I am now receiving an unauthorized error when attempting to retrieve an access token in our dev environment. The error being reported is "invalid_client". i'm using the client ID/secret from a registered system account we have for our dev environment.

Here is a correlation ID from the error uri: 

Correlation ID: bf55fe21-ae5c-4c08-9f85-338c0cd609d9

endpoint: https://authorization.sandboxcerner.com/tenants/b9a824e6-d862-4d14-abee-ca0268daa296/protocols/oauth2/profiles/smart-v1/token

grant_type: client_credentials

scope: system/AllergyIntolerance.read system/Appointment.read system/Condition.read system/DiagnosticReport.read system/Encounter.read system/Immunization.read system/MedicationOrder.read system/MedicationStatement.read system/Observation.read system/Patient.read system/Patient.write system/Person.read system/Practitioner.read system/Procedure.read system/RelatedPerson.read system/Schedule.read system/Slot.read system/AllergyIntolerance.write system/Appointment.write system/Condition.write system/MedicationStatement.write

also added the following headers:

Authorization: (not sure how to share this value as it contains encoded client ID and secret from system account)

Accept: application/json

I believe i've added everything necessary as per these docs: https://fhir.cerner.com/authorization/#requesting-authorization-on-behalf-of-a-system

i have a client ID and secret that i have retrieved from the system account that are base64 encoded to be used for authorization. but not sure what the best way it to share that. 

[Aaron McGinn (Cerner)]

Indeed, you should not share your Authorization token or secret.

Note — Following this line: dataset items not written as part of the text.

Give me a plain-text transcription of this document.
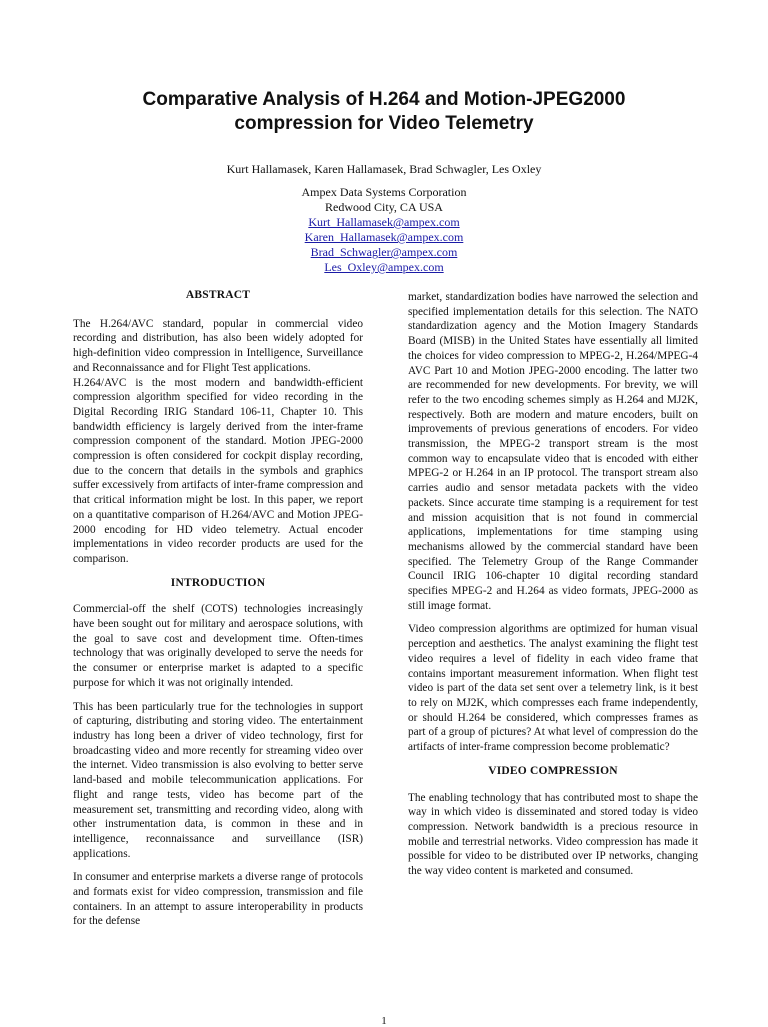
Comparative Analysis of H.264 and Motion-JPEG2000
compression for Video Telemetry
Kurt Hallamasek, Karen Hallamasek, Brad Schwagler, Les Oxley
Ampex Data Systems Corporation
Redwood City, CA USA
Kurt_Hallamasek@ampex.com
Karen_Hallamasek@ampex.com
Brad_Schwagler@ampex.com
Les_Oxley@ampex.com
ABSTRACT

The H.264/AVC standard, popular in commercial video recording and distribution, has also been widely adopted for high-definition video compression in Intelligence, Surveillance and Reconnaissance and for Flight Test applications.

H.264/AVC is the most modern and bandwidth-efficient compression algorithm specified for video recording in the Digital Recording IRIG Standard 106-11, Chapter 10. This bandwidth efficiency is largely derived from the inter-frame compression component of the standard. Motion JPEG-2000 compression is often considered for cockpit display recording, due to the concern that details in the symbols and graphics suffer excessively from artifacts of inter-frame compression and that critical information might be lost. In this paper, we report on a quantitative comparison of H.264/AVC and Motion JPEG-2000 encoding for HD video telemetry. Actual encoder implementations in video recorder products are used for the comparison.

INTRODUCTION

Commercial-off the shelf (COTS) technologies increasingly have been sought out for military and aerospace solutions, with the goal to save cost and development time. Often-times technology that was originally developed to serve the needs for the consumer or enterprise market is adapted to a specific purpose for which it was not originally intended.

This has been particularly true for the technologies in support of capturing, distributing and storing video. The entertainment industry has long been a driver of video technology, first for broadcasting video and more recently for streaming video over the internet. Video transmission is also evolving to better serve land-based and mobile telecommunication applications. For flight and range tests, video has become part of the measurement set, transmitting and recording video, along with other instrumentation data, is common in these and in intelligence, reconnaissance and surveillance (ISR) applications.

In consumer and enterprise markets a diverse range of protocols and formats exist for video compression, transmission and file containers. In an attempt to assure interoperability in products for the defense

market, standardization bodies have narrowed the selection and specified implementation details for this selection. The NATO standardization agency and the Motion Imagery Standards Board (MISB) in the United States have essentially all limited the choices for video compression to MPEG-2, H.264/MPEG-4 AVC Part 10 and Motion JPEG-2000 encoding. The latter two are recommended for new developments. For brevity, we will refer to the two encoding schemes simply as H.264 and MJ2K, respectively. Both are modern and mature encoders, built on improvements of previous generations of encoders. For video transmission, the MPEG-2 transport stream is the most common way to encapsulate video that is encoded with either MPEG-2 or H.264 in an IP protocol. The transport stream also carries audio and sensor metadata packets with the video packets. Since accurate time stamping is a requirement for test and mission acquisition that is not found in commercial applications, implementations for time stamping using mechanisms allowed by the commercial standard have been specified. The Telemetry Group of the Range Commander Council IRIG 106-chapter 10 digital recording standard specifies MPEG-2 and H.264 as video formats, JPEG-2000 as still image format.

Video compression algorithms are optimized for human visual perception and aesthetics. The analyst examining the flight test video requires a level of fidelity in each video frame that contains important measurement information. When flight test video is part of the data set sent over a telemetry link, is it best to rely on MJ2K, which compresses each frame independently, or should H.264 be considered, which compresses frames as part of a group of pictures? At what level of compression do the artifacts of inter-frame compression become problematic?

VIDEO COMPRESSION

The enabling technology that has contributed most to shape the way in which video is disseminated and stored today is video compression. Network bandwidth is a precious resource in mobile and terrestrial networks. Video compression has made it possible for video to be distributed over IP networks, changing the way video content is marketed and consumed.

1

Since you are using a non-production domain and hitting the authorization.sandboxcerner.com server, you should also be using your system account in the SandboxCernerCentral [1]. Note that even if the account IDs are the same between Sandbox and Production, the secrets will be unique.

[1] https://sandboxcernercentral.com/system-accounts/

-Aaron (Cerner)

[aa and]

our old developer left and i wasn't left with any info on our sandboxcerner accounts or the non sandbox accounts... i'll see if i can find info on the sandbox accounts and get access. thank you!